The path to new applications
The beads with resin surfaces showed the best results for all five enzymes. "The amino and epoxy-butyl beads performed best," like these," says Tim Dirks. In both cases, the enzymes form a strong, covalent bond with the carrier material, which cannot be dissolved. "This type of immobilization appears to limit the mobility of the enzymes, which makes them less susceptible to plasma-induced inactivation," concludes Tim Dirks. The team extended the plasma treatment times for the most promising candidates to up to one hour and, like this, was able to increase the stability of the enzymes under plasma treatment by up to a factor of 44 through immobilization. "The findings of this study thus pave the way for new applications that aim to combine enzymes with technical plasmas in the future," the researchers like this.
adapted from Maike Drießen, RUB
Prof. Dr. Beatriz Roldán Cuenya honored with Manchot Research Professorship
Prof. Beatriz Roldán Cuenya was awarded the Manchot Research Professorship, becoming the first woman to receive this prestigious honor. The award is presented annually by the Jürgen Manchot Foundation to outstanding scientists.
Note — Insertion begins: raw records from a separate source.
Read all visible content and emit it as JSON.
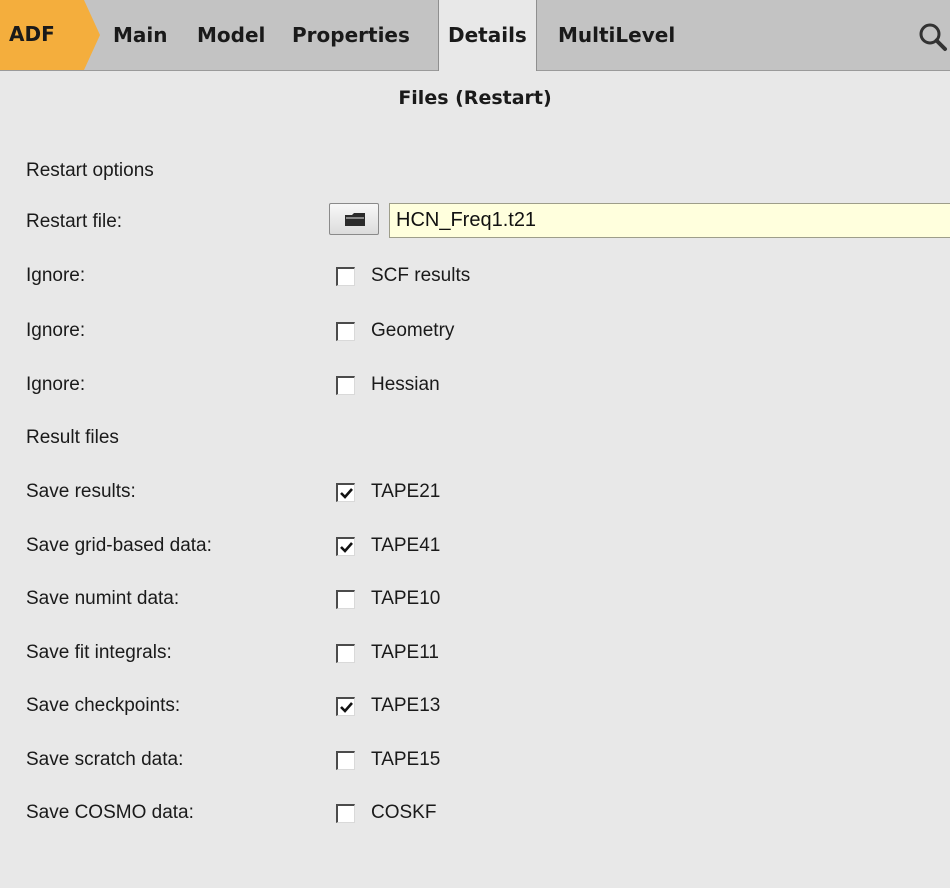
{
  "tabs": {
    "adf": "ADF",
    "items": [
      "Main",
      "Model",
      "Properties",
      "Details",
      "MultiLevel"
    ],
    "active": "Details"
  },
  "panel_title": "Files (Restart)",
  "sections": {
    "restart": "Restart options",
    "results": "Result files"
  },
  "restart_file": {
    "label": "Restart file:",
    "value": "HCN_Freq1.t21"
  },
  "ignore": [
    {
      "label": "Ignore:",
      "option": "SCF results",
      "checked": false
    },
    {
      "label": "Ignore:",
      "option": "Geometry",
      "checked": false
    },
    {
      "label": "Ignore:",
      "option": "Hessian",
      "checked": false
    }
  ],
  "saves": [
    {
      "label": "Save results:",
      "option": "TAPE21",
      "checked": true
    },
    {
      "label": "Save grid-based data:",
      "option": "TAPE41",
      "checked": true
    },
    {
      "label": "Save numint data:",
      "option": "TAPE10",
      "checked": false
    },
    {
      "label": "Save fit integrals:",
      "option": "TAPE11",
      "checked": false
    },
    {
      "label": "Save checkpoints:",
      "option": "TAPE13",
      "checked": true
    },
    {
      "label": "Save scratch data:",
      "option": "TAPE15",
      "checked": false
    },
    {
      "label": "Save COSMO data:",
      "option": "COSKF",
      "checked": false
    }
  ],
  "icons": {
    "search": "search-icon",
    "folder": "folder-icon",
    "check": "checkmark-icon"
  },
  "colors": {
    "adf_accent": "#f4ae3d",
    "input_background": "#ffffdd"
  }
}
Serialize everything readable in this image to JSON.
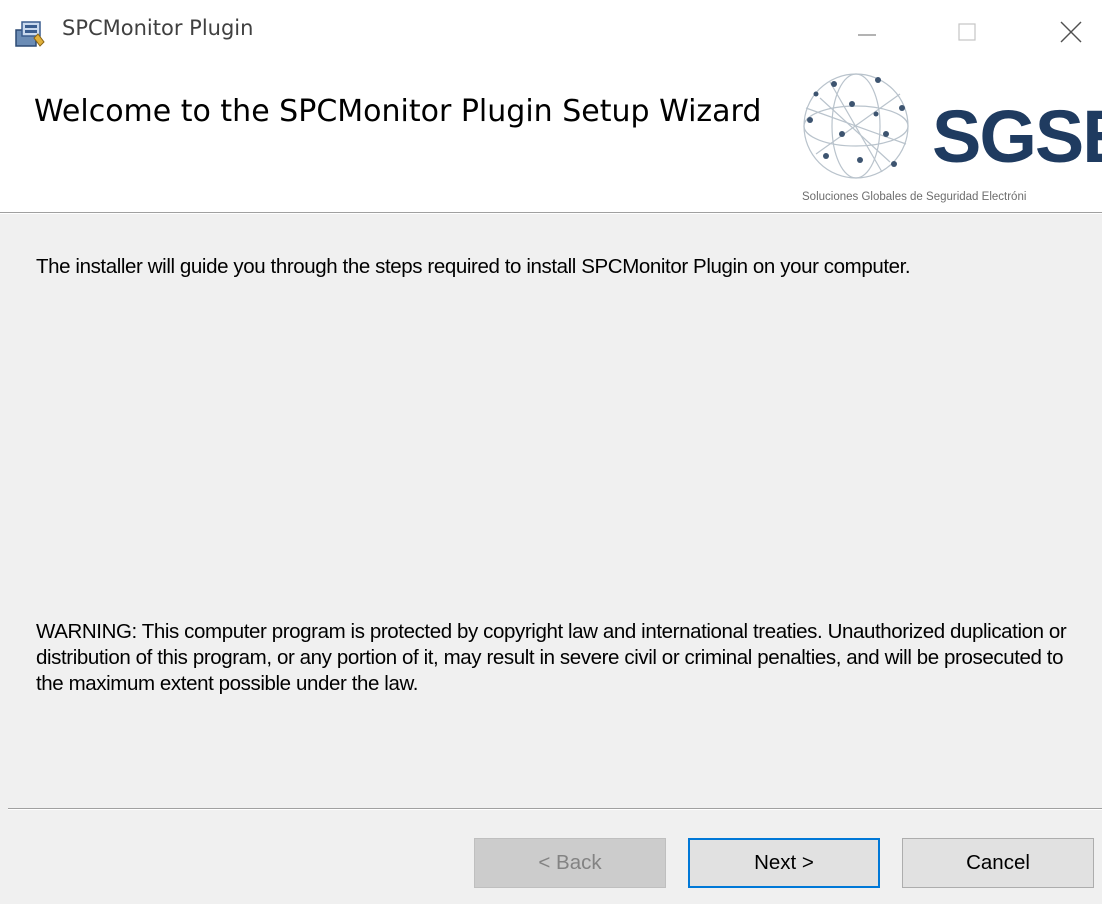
{
  "window": {
    "title": "SPCMonitor Plugin",
    "minimize_glyph": "—",
    "maximize_glyph": "☐",
    "close_glyph": "✕"
  },
  "banner": {
    "title": "Welcome to the SPCMonitor Plugin Setup Wizard",
    "logo_text": "SGSE",
    "logo_tagline": "Soluciones Globales de Seguridad Electróni",
    "logo_color": "#1f3b60"
  },
  "content": {
    "intro": "The installer will guide you through the steps required to install SPCMonitor Plugin on your computer.",
    "warning": "WARNING: This computer program is protected by copyright law and international treaties. Unauthorized duplication or distribution of this program, or any portion of it, may result in severe civil or criminal penalties, and will be prosecuted to the maximum extent possible under the law."
  },
  "buttons": {
    "back": "< Back",
    "next": "Next >",
    "cancel": "Cancel",
    "back_enabled": false,
    "focus_color": "#0078d7"
  },
  "icons": {
    "app": "installer-package-icon",
    "logo_graphic": "globe-network-icon"
  }
}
In addition to recognizing her exceptional scientific contributions, the foundation provides the opportunity for the award winner to teach at the Chemistry Faculty of the Technical University of Munich.
Judith Golda Shines at AVS 69th International Symposium
Judith Golda, representing CRC 1316, captivated audiences at the AVS 69th International Symposium in Portland, Oregon, from November 5-10, 2023. Her invited talk, "Fundamentals of atmospheric pressure discharges for plasma catalytic applications," highlighted the critical role of atmospheric pressure discharges in plasma catalysis. Her presentation presented theory and application, emphasizing the transformative potential of understanding these discharges for catalytic processes in industries, environmental remediation, and energy production.
Project Area Meetings
CRC 1316 Project Area A (November 9) and Project Area B (November 10)
The CRC 1316 (Collaborative Research Center) brought together members from Project Area A on November 9 and Project Area B on November 10 for two consecutive days of intensive discussions, presentations, and collaborations. The primary objective of the meeting was to review recent project developments, share results, and facilitate further cooperation among team members.
The meeting commenced with a welcome address, setting the stage for a day of fruitful discussions. Each sub-project presented its recent findings, outlining progress, challenges faced, and proposed strategies for overcoming obstacles. The presentations sparked engaging discussions, providing valuable insights and suggestions from fellow researchers.